Bharat Forge shares fall on mixed Q3 earnings, weak guidance; should you buy the dip?
Bharat Forge share price: On Monday, the stock settled at Rs 1,130.95 on the NSE, down 13.93 per cent and today, at the time of filing this news, the scrip was trading 3.11 per cent lower at Rs 1,095.80.
Bharat Forge share price: Shares of Bharat Forge, the auto component maker, declined for the second consecutive session on Tuesday, February 13, after the company reported below-than-estimated Q3 results on Monday.
Further, the management's statement that they expect the growth momentum to moderate in both the domestic and export markets across industries weighed on sentiment.
On Monday, the stock settled at Rs 1,130.95 on the NSE, down 13.93 per cent and today, at the time of filing this news, the scrip was trading 3.11 per cent lower at Rs 1,095.80.
A look at Bharat Forge's Q3 report card
The auto components major shared its third quarter results for the period ended on December 31, 2023, on Monday, February 12. The company reported a net profit of Rs 254 crore against Rs 79 crore reported in the corresponding quarter of the previous fiscal (Q3 FY2023). The profit was estimated at Rs 305 crore, according to Zee Business analysts.
Its revenue came in at Rs 3,866 crore, compared to Rs 3,353 crore a year ago. However, the research team had estimated the topline to come in at Rs 4,015 crore.
The earnings before interest, tax, depreciation, and amortisation (EBITDA) for the third quarter stood at Rs 697 crore, against the estimate of Rs 685 crore.
The company's margins stood at 18 per cent against the estimate of 17.1 per cent.
Here's what management said
"Looking ahead in Q4 and further into FY25, we expect the growth momentum to moderate in both the domestic and export markets across industries," Bharat Forge chairman and MD BN Kalyani said.
The company also informed that its board has accorded in-principal approval to raise funds not exceeding Rs 500 crore through term loans, non-convertible debentures, or any other debt instruments.
Weak guidance a concern
Bharat Forge's Q3 earnings were mixed, as per Zee Business Research. The revenues and profits were lower than the estimates. Further, the company said in its commentary that it expects slow growth in the fourth quarter of FY24 and the financial year 2025, which weighed on the sentiment.
Besides, the company also said that it sees a moderation in domestic and international markets, and the profit from aluminium and steel businesses will also be optimised for up to one and a half years, note the researchers.
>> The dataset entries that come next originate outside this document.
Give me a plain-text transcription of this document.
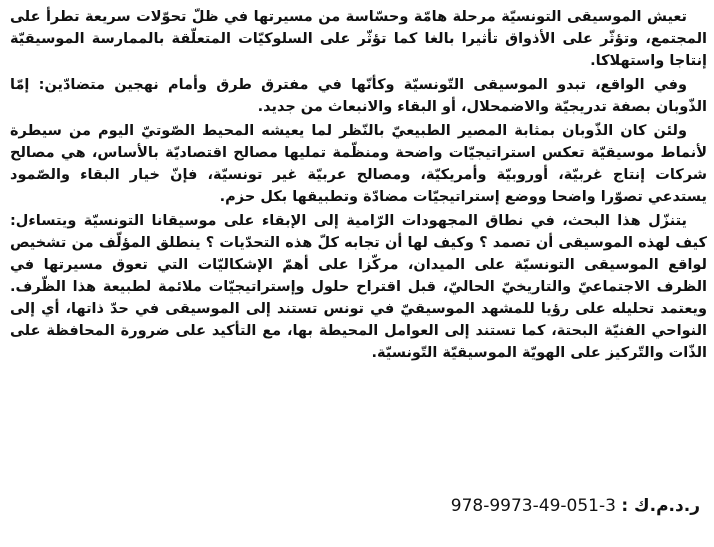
تعيش الموسيقى التونسيّة مرحلة هامّة وحسّاسة من مسيرتها في ظلّ تحوّلات سريعة تطرأ على المجتمع، وتؤثّر على الأذواق تأثيرا بالغا كما تؤثّر على السلوكيّات المتعلّقة بالممارسة الموسيقيّة إنتاجا واستهلاكا.

وفي الواقع، تبدو الموسيقى التّونسيّة وكأنّها في مفترق طرق وأمام نهجين متضادّين: إمّا الذّوبان بصفة تدريجيّة والاضمحلال، أو البقاء والانبعاث من جديد.

ولئن كان الذّوبان بمثابة المصير الطبيعيّ بالنّظر لما يعيشه المحيط الصّوتيّ اليوم من سيطرة لأنماط موسيقيّة تعكس استراتيجيّات واضحة ومنظّمة تمليها مصالح اقتصاديّة بالأساس، هي مصالح شركات إنتاج غربيّة، أوروبيّة وأمريكيّة، ومصالح عربيّة غير تونسيّة، فإنّ خيار البقاء والصّمود يستدعي تصوّرا واضحا ووضع إستراتيجيّات مضادّة وتطبيقها بكل حزم.

يتنزّل هذا البحث، في نطاق المجهودات الرّامية إلى الإبقاء على موسيقانا التونسيّة ويتساءل: كيف لهذه الموسيقى أن تصمد ؟ وكيف لها أن تجابه كلّ هذه التحدّيات ؟ ينطلق المؤلّف من تشخيص لواقع الموسيقى التونسيّة على الميدان، مركّزا على أهمّ الإشكاليّات التي تعوق مسيرتها في الظرف الاجتماعيّ والتاريخيّ الحاليّ، قبل اقتراح حلول وإستراتيجيّات ملائمة لطبيعة هذا الظّرف. ويعتمد تحليله على رؤيا للمشهد الموسيقيّ في تونس تستند إلى الموسيقى في حدّ ذاتها، أي إلى النواحي الفنيّة البحتة، كما تستند إلى العوامل المحيطة بها، مع التأكيد على ضرورة المحافظة على الذّات والتّركيز على الهويّة الموسيقيّة التّونسيّة.

ر.د.م.ك : 978-9973-49-051-3
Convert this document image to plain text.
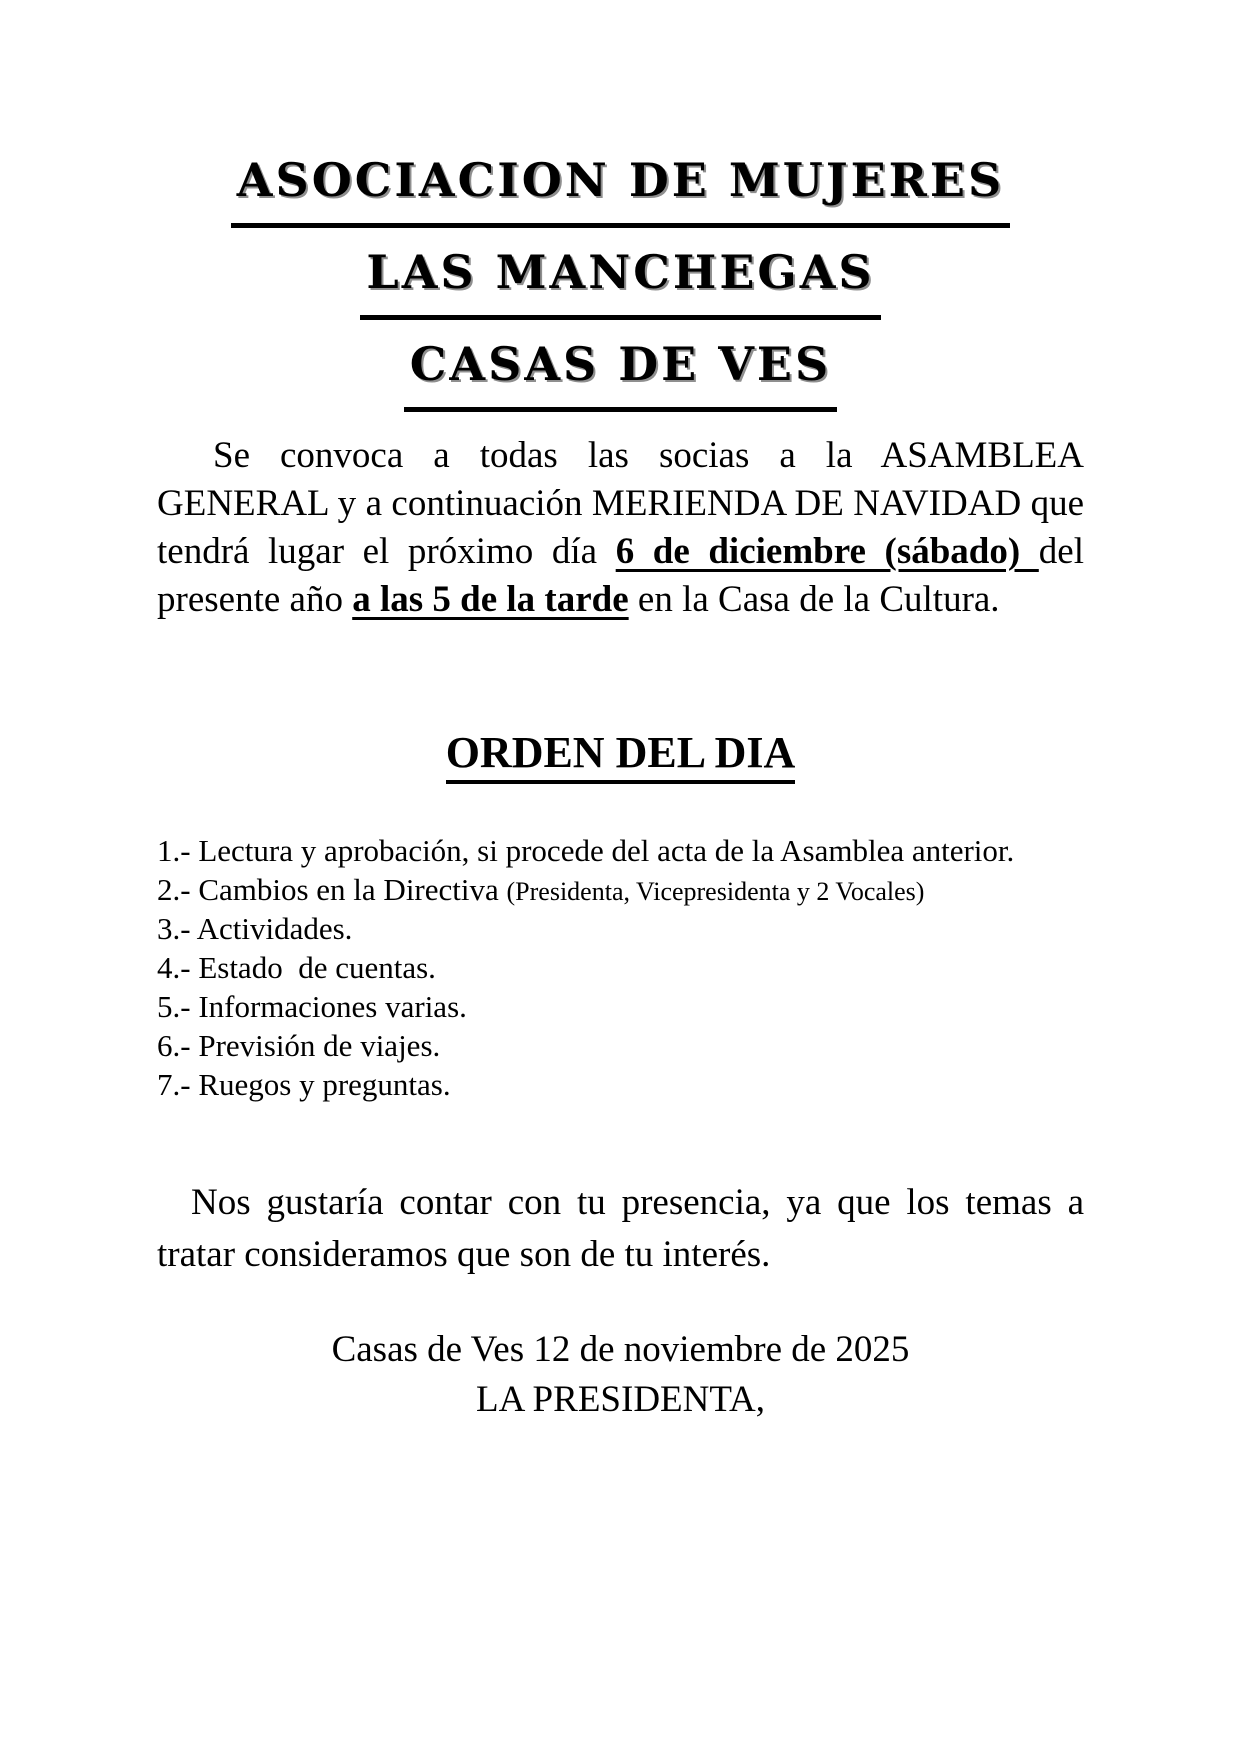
ASOCIACION DE MUJERES
LAS MANCHEGAS
CASAS DE VES

Se convoca a todas las socias a la ASAMBLEA GENERAL y a continuación MERIENDA DE NAVIDAD que tendrá lugar el próximo día 6 de diciembre (sábado) del presente año a las 5 de la tarde en la Casa de la Cultura.

ORDEN DEL DIA
1.- Lectura y aprobación, si procede del acta de la Asamblea anterior.
2.- Cambios en la Directiva (Presidenta, Vicepresidenta y 2 Vocales)
3.- Actividades.
4.- Estado  de cuentas.
5.- Informaciones varias.
6.- Previsión de viajes.
7.- Ruegos y preguntas.

Nos gustaría contar con tu presencia, ya que los temas a tratar consideramos que son de tu interés.

Casas de Ves 12 de noviembre de 2025
LA PRESIDENTA,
The experts further highlighted that Bharat Forge is yet to make an operational improvement in its US plant, and the recovery of European business is still slow.
Bharat Forge share price: Past performance
The company's shares fell around 10 per cent last month, while in a year, they have gained almost 28 per cent.
Should you buy or sell the stock?
Citi and CLSA have maintained a 'sell' call on Bharat Forge with a revised target of Rs 800 and Rs 977, respectively.
CLSA noted that the company's third quarter was above expectations, but growth momentum was slow. Management expects growth momentum to moderate in both domestic and export markets across industries. Its subsidiaries continue to be in red, which is dragging down consolidated profit growth.
Jefferies has maintained an 'underperform' rating and cut the target price from Rs 1,030 to Rs 950. The brokerage noted that the company's growth is expected to moderate ahead. 3Q24 earnings were above estimates, but growth momentum will slow going forward. "The company's defence business is growing rapidly, led by new order wins, while exports, domestic CV, and PV business might slow down," the brokerage added.
On the other hand, JP Morgan and Morgan Stanley have maintained an 'overweight' rating on Bharat Forge. The brokerages raised the target to Rs 1,250, and Rs 1,346, respectively.
According to JP Morgan, the company's consolidated results were better than expectations. Subsidiary margins continued to improve, but the trajectory was stronger in the India subsidiary while the overseas subsidiary lagged behind expectations.
The brokerage expects revenue growth to moderate to 12 per cent and 10 per cent in FY25 and FY26, respectively, but EBITDA growth should be higher at 21 per cent and 19 per cent, respectively, due to a turnaround in the subsidiaries, according to JP Morgan.